Он был, как обычно, навеселе и в очень хорошем настроении. По литовско-польскому обычаю Леваш галантно поцеловал Аннице ручку и рассыпался в комплиментах:
— Моя прекрасная соседка! Поскольку я не имел счастья видеть тебя с минуты твоей блестящей победы, ибо находился, как говорится, в стане врага, позволь мне принести тебе поздравления и выразить свое восхищение! Поверь, дорогая Анница, за всю свою отнюдь не короткую жизнь, проведенную на разных войнах, а также в многочисленных стычках и драках, я насмотрелся всякого, и видел множество ловких и замечательных людей, но такого стрелка как ты я еще никогда и нигде не встречал! Уверен — ты лучшая в мире! Наливай!
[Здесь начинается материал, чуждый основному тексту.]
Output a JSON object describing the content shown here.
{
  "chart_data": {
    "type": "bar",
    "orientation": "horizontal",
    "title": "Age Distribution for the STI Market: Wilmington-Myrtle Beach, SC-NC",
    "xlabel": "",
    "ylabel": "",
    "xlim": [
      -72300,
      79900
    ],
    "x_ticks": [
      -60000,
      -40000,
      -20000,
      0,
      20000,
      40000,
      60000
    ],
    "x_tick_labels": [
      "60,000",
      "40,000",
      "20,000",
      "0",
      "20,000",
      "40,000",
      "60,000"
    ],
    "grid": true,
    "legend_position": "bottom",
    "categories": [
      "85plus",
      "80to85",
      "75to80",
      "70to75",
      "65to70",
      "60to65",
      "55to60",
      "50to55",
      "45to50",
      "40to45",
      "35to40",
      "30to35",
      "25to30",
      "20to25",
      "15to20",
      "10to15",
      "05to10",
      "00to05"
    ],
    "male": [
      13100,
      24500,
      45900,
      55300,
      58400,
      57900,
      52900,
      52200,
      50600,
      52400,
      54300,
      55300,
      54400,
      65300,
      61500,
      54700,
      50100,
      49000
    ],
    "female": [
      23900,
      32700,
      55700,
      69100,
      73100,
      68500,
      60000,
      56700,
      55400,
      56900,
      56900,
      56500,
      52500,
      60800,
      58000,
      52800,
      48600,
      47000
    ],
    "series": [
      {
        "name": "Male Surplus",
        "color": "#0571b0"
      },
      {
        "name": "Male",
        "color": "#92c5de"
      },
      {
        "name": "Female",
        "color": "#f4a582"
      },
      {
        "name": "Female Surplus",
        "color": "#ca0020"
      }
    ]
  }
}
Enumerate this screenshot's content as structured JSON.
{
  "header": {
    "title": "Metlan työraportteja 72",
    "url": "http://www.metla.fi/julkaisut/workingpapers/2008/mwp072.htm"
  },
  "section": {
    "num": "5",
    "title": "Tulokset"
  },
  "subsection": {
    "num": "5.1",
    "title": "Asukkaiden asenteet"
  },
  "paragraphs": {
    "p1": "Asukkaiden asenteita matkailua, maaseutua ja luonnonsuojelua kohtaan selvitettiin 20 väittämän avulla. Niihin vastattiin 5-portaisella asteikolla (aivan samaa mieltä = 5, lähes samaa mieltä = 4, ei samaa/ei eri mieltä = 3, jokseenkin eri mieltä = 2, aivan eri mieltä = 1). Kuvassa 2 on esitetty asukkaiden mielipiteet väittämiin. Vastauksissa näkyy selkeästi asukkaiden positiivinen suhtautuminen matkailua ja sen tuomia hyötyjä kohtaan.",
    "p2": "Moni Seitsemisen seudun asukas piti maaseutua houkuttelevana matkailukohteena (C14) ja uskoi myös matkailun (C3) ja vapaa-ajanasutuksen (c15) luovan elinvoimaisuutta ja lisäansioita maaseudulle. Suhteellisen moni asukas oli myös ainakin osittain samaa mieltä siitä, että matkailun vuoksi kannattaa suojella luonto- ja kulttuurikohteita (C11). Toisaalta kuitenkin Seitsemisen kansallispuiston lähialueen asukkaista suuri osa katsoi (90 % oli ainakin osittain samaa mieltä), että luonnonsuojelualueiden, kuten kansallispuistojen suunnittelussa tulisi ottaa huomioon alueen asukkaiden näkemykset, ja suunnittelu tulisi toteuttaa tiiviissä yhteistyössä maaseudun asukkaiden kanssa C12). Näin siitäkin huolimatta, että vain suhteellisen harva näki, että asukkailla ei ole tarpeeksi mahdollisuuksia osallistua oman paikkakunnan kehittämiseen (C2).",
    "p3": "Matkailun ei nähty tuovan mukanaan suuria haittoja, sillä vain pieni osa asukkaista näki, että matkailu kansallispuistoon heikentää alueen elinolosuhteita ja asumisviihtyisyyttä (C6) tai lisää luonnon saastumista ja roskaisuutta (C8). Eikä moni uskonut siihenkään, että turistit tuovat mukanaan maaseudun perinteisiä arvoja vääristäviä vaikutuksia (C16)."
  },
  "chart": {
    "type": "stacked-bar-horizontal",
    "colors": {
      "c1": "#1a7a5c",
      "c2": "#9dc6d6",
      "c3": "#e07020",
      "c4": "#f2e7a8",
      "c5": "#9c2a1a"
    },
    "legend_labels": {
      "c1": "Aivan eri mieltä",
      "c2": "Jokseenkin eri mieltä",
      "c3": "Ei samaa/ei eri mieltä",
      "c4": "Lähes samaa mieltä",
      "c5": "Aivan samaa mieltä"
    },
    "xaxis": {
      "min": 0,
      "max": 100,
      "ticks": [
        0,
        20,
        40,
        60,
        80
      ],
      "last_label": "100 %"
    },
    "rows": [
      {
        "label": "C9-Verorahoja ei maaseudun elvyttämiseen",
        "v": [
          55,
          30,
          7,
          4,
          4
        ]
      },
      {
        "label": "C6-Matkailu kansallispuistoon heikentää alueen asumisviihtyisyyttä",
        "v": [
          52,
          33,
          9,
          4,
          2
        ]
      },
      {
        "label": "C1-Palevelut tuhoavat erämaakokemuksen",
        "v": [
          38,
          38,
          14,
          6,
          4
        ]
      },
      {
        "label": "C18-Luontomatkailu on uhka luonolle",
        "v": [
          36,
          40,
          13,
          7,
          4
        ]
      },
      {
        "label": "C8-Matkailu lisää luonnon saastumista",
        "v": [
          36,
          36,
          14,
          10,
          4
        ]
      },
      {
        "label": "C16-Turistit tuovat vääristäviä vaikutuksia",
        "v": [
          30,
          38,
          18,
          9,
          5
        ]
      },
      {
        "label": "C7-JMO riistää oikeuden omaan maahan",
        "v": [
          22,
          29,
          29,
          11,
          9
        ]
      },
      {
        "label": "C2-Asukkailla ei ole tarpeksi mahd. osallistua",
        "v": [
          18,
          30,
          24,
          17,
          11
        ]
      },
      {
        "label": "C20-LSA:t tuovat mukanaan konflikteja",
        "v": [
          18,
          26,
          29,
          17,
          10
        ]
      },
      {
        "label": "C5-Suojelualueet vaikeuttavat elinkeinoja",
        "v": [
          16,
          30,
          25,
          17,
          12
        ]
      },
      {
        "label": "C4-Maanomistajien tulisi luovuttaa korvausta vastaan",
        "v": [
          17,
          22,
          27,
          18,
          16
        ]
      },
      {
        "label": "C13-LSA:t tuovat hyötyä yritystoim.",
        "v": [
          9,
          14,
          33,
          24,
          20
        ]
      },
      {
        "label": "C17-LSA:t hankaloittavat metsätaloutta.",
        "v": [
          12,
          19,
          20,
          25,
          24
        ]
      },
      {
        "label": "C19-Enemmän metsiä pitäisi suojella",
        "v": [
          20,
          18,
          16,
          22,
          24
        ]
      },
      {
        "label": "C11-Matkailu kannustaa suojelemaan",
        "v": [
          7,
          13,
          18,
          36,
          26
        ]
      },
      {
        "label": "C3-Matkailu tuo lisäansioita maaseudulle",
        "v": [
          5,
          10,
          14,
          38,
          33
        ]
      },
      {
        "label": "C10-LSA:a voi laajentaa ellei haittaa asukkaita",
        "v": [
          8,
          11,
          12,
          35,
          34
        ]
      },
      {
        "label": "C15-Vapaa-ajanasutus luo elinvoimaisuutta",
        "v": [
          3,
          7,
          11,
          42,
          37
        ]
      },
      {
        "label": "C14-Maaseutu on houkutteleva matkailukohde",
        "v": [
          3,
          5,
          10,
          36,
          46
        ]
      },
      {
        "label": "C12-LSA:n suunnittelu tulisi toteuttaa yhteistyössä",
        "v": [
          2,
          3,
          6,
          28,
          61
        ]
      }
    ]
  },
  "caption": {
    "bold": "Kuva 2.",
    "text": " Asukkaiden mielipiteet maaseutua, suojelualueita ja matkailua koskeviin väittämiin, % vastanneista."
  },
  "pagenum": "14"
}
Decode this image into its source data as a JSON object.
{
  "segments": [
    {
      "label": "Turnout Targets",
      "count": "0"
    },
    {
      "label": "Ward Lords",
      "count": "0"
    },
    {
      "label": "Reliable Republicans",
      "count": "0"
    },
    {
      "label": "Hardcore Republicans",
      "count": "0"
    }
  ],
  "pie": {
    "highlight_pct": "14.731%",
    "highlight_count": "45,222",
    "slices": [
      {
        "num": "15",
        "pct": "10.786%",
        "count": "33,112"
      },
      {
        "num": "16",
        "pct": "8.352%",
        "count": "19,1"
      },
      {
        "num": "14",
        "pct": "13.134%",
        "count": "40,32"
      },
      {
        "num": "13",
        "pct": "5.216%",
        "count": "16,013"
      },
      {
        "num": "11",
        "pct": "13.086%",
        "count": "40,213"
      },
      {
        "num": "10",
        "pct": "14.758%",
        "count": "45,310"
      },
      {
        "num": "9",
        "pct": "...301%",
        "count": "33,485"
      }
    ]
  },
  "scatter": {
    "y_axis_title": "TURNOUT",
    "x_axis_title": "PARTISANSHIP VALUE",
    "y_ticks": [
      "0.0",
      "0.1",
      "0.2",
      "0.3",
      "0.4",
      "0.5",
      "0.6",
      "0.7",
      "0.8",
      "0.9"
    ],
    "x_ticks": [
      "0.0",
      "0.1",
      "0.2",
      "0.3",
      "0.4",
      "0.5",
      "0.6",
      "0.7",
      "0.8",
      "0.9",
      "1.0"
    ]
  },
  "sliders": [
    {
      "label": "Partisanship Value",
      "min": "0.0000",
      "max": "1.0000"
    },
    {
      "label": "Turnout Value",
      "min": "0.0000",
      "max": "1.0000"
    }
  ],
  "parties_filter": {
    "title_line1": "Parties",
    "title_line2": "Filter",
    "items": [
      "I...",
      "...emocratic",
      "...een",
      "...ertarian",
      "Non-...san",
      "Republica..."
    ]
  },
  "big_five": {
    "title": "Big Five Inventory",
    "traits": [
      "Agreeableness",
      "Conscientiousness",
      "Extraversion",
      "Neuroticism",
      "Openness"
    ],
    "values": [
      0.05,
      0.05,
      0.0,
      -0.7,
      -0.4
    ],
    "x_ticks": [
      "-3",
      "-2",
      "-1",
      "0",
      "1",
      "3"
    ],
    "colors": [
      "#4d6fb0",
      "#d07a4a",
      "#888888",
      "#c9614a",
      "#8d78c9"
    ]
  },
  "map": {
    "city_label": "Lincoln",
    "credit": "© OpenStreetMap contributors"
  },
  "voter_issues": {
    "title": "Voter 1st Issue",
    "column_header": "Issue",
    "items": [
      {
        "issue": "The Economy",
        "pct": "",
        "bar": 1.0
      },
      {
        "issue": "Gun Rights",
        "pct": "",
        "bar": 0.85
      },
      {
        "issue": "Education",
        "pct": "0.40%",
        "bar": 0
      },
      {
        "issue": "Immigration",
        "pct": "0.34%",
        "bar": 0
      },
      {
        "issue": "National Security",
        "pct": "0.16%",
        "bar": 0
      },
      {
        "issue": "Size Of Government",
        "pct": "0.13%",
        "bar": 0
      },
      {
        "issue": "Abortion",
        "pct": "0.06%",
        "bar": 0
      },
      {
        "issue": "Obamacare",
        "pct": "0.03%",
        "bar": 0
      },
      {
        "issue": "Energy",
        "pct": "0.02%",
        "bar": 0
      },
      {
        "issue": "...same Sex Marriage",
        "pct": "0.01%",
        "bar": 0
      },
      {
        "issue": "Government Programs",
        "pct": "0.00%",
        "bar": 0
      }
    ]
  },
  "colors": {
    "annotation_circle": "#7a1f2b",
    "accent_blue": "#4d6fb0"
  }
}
Он плюхнулся на скамью и вытер вспотевший лоб.
— Василий стреляет не хуже, — сказала Анница, вышла и вернулась с кубком и большой оплетенной бутылью Медведева, в которой находилось когда-то знаменитое греческое вино Микиса, а сейчас крепкий мед собственного приготовления — Однако, скажи как там татары? Они действительно ушли?
— Все до одного! — Леваш залпом выпил первый кубок и крякнул. — Я провел их до нашей границы, шатры и прочее барахло было у них собрано и сложено, как для дальнего похода, и Богадур распрощался со мной, обещав появиться лишь летом вместе с отцом и большим войском, о чем Сафат, я надеюсь, уже доложил вашему московскому князю. Так что, благодаря тебе и только тебе мы избавились от незваных гостей, а до лета и нам и им еще дожить надо! Как Настенька?
— К счастью здорова и бодра. Она очень мужественная женщина и перенесла все тяготы плена с выдержкой и терпением. Говорит, что обращались с ней, действительно, хорошо.
— Вот и отлично. Поскольку нам теперь ничего не грозит, я забираю два десятка своих дармоедов, а то ты разоришься на их содержании!
— Да, Леваш, конечно, только… — Анница замялась.
— Только что? — насторожился Леваш.
— Видишь ли, мне не верится, что татары ушли совсем… Больше того, если быть до конца откровенной — я просто уверена, что они через день-два вернуться.
— А почему ты в этом так уверена?
Анница помолчала, потом сказала.
— Женщина никогда не ошибается, когда видит, как на нее смотрит мужчина.
— Ты полагаешь, что Богадур…
— Думаю, что он вскоре внезапно нападет на нас, и главной целью этого нападения буду я.